President Orwell's Holy Environmental Decree

Funny story written by Frank Michaels

Monday, 2 June 2014

image for President Orwell's Holy Environmental Decree
Don't get caught cooking out!

Washington DC (STT News) - The US stands on the brink of a hot darkness if a new law that would basically destroy the coal industry and shut down power plants across the nation, is put into action.

Speaking from the Oval Office, President Orwell stated that such would contribute to the proof of Global Warming by removing ice from millions of freezers across the nation. Other restrictions will also be put into place, such as outlawing cook-outs, fireplaces and bonfires as well as the banning of livestock such as cattle, horses, goats and sheep. "These animals burp more methane into our precious, delicate atmosphere than those who fart after eating at Taco Bell."

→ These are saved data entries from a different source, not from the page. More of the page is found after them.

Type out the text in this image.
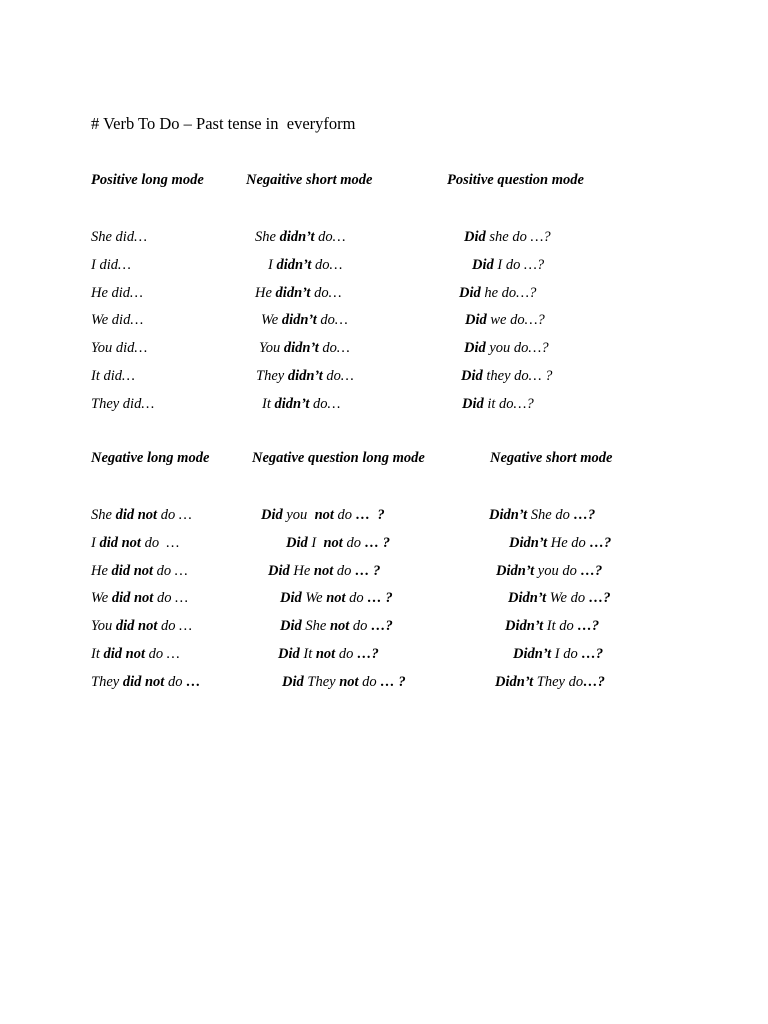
# Verb To Do – Past tense in  everyform
Positive long mode	Negaitive short mode	Positive question mode
She did…	She didn’t do…	Did she do …?
I did…	I didn’t do…	Did I do …?
He did…	He didn’t do…	Did he do…?
We did…	We didn’t do…	Did we do…?
You did…	You didn’t do…	Did you do…?
It did…	They didn’t do…	Did they do… ?
They did…	It didn’t do…	Did it do…?
Negative long mode	Negative question long mode	Negative short mode
She did not do …	Did you  not do …  ?	Didn’t She do …?
I did not do  …	Did I  not do … ?	Didn’t He do …?
He did not do …	Did He not do … ?	Didn’t you do …?
We did not do …	Did We not do … ?	Didn’t We do …?
You did not do …	Did She not do …?	Didn’t It do …?
It did not do …	Did It not do …?	Didn’t I do …?
They did not do …	Did They not do … ?	Didn’t They do…?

Press Secretary Jaybird Carnage added, "The Orwellian agenda is to create a situation where, even if we don't have electricity or food, we can still breath clean air before we either freeze to death in January or die of starvation."

To prevent the public from simply ignoring worthless presidential edicts from his Holy Pen, Orwell will send his orders down to the Enforced Political Agitators (EPA) where they will begin overseeing the shutdown sequence. This will also help legitimize the purchase of some 370 million rounds of ammunition by this formerly passive agency and keep local funeral homes busy as well as assuring that favored coroners remain in office.

President Orwell will text his decree to the EPA, by way of his blessed phone, sometime between now and mid July. Businesses in states with coal-fired power plants are advised to hire people off the street and give them palm branches to flap in place of air conditioning during the summer months.


The funny story above is a satire or parody. It is entirely fictitious.